Title: RE: [PEN-L:27729] Re: core vs. periphery

 
> Ulhas writes:>>There is no undiffrentiated mass of nations called the Third World.

I wrote: 
>>Of course. What's constant amongst these countries, though, is the relationship between the center and the periphery, the relationship of domination and subordination. In addition, some countries are more peripheral than others.<<

Ulhas has
> Some questions:
>
> 1. How does one know this without having studied in depth each social formation in the periphery so-called?<

a lot of people have studied a lot of countries, along with the relationships between countries. In any event, our knowledge of _anything_ -- including the periphery -- consists, like all knowledge, of working hypotheses, which may be replaced or modified in the future.

> 2. Does the ruling class always rule through domination? At least Gramsci did not think so.<

In my view, forceful domination and non-forceful legitimation both play a role, often complementary.

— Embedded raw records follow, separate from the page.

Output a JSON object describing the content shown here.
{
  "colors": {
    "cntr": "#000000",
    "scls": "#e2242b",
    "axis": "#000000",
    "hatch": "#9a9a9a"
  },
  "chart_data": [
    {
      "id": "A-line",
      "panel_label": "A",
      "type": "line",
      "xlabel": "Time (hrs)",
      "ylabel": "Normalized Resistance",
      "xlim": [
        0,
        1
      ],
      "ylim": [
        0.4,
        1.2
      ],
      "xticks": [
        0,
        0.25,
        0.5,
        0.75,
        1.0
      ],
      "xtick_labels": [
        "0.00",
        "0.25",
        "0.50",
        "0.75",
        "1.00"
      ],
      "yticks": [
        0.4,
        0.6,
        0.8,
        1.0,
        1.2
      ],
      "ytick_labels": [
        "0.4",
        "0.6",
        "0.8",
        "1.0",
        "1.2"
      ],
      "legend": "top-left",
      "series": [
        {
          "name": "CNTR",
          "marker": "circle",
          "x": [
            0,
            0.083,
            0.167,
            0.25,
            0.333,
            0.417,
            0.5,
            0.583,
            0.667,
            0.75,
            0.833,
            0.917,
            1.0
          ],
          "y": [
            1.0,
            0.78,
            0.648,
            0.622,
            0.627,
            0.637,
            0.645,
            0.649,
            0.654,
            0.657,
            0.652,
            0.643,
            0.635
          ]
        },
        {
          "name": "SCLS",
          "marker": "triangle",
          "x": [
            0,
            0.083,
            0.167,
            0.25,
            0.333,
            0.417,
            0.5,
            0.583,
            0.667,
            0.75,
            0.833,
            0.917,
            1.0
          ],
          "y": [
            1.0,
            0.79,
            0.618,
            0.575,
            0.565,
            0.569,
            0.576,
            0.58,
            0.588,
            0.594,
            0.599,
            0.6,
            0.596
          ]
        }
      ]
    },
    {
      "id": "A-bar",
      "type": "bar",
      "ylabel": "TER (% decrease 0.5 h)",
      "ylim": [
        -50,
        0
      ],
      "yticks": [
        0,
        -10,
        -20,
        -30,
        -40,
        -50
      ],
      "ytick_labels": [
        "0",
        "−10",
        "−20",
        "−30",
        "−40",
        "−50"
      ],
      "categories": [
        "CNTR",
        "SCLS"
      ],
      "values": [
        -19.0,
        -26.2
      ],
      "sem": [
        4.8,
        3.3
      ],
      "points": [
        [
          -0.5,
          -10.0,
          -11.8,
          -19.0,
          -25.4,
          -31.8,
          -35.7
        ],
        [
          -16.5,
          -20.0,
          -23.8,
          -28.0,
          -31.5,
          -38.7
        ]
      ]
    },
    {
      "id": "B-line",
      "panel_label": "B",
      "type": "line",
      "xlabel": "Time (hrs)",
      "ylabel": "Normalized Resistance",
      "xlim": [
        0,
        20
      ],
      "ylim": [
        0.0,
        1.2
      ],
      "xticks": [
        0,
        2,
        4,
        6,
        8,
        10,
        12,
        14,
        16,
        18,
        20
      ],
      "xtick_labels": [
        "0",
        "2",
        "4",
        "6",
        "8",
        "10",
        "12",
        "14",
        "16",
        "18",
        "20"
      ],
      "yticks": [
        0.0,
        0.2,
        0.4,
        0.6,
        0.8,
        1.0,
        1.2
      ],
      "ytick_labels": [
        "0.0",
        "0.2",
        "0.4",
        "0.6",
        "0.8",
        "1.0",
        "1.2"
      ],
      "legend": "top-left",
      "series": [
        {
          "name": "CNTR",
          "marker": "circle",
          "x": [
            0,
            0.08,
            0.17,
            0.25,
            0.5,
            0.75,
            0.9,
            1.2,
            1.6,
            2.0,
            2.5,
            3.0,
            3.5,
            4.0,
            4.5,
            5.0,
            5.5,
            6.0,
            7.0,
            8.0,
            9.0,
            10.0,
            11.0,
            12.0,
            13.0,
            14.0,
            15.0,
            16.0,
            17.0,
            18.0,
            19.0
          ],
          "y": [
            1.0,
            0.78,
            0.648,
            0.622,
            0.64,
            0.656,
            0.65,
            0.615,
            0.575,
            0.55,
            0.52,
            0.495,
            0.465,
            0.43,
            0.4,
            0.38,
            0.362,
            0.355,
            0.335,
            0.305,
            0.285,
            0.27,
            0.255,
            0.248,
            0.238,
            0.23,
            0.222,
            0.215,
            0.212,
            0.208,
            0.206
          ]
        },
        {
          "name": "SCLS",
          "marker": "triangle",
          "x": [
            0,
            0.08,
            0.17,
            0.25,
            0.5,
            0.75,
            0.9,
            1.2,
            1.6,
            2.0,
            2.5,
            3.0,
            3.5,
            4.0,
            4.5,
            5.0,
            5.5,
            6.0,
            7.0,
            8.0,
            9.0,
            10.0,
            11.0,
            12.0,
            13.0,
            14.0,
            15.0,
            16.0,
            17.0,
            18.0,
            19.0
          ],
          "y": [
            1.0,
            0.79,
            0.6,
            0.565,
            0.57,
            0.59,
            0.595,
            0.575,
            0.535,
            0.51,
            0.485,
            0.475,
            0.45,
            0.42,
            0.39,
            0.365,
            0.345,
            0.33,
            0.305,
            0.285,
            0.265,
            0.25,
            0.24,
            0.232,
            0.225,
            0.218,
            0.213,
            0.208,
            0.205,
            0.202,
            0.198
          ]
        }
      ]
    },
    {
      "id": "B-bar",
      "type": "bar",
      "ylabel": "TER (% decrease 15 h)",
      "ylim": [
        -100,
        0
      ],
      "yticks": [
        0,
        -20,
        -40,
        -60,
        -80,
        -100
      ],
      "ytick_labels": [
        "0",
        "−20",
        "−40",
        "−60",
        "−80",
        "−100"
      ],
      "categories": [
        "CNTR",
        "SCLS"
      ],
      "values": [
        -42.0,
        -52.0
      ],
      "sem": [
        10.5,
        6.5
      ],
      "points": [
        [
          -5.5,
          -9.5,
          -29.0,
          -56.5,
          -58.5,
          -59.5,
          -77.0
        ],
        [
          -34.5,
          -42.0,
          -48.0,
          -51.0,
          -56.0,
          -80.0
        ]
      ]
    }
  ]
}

No society can be ruled totally by force, while no exploitative society can be ruled totally via legitimation.

> 3. Cuba is subjected to trade embargo by the US,but not by the EU. China  doesn't face a trade embargo, but enjoys huge trade surplus  with the US. Surely, the so-called Centre has a flexible set of economic policies?<

The center is not some sort of unified policy-making organization (though sometimes the G-7 and similar organizations try to make policy). (The US government, the leader of the center, often faces conflicting political forces, so we see the kind of conflict you mention.) Rather, the center represents the more powerful and exploitative location in a world-wide social structure of imperialism.

> Everyone knows that the US balance of payment deficit an engine of growth on the Asia-Pacific region and China is biggest beneficiary there. What domination/subordination  model is involved  here?<

Countries can sometimes take advantage of the center/periphery structure, especially if they have some autonomy from the capitalist world system. South Korea, for example, was able to rise from being peripheral to being semi-peripheral (perhaps temporarily) by imitating and modifying Japan's earlier method of pursuing a strategy of state intervention to promote exports. Luckily for it, the Cold War meant that the US was willing to accept its alternative strategy, while actually helping it along (through aid, spending on the peninsula, and, during the Vietnam war, high demand). China is currently imitating and modifying that strategy. The country's political-economic power (partly inherited from its communist period) allows it some autonomy here, and thus the ability to profit from the system. But the workers there seem to be getting rock-bottom wages, so they're not getting much out of the system.

 
I should mention that I am far from being a hard-core Wallersteinian (especially since I don't read his stuff very often). In some ways, the core/periphery distinction is useful, while in some ways it's not: the model doesn't seem to allow for the fact that low wages in China encourage low wages all around (as part of the world-wide "race (or creep) to the bottom").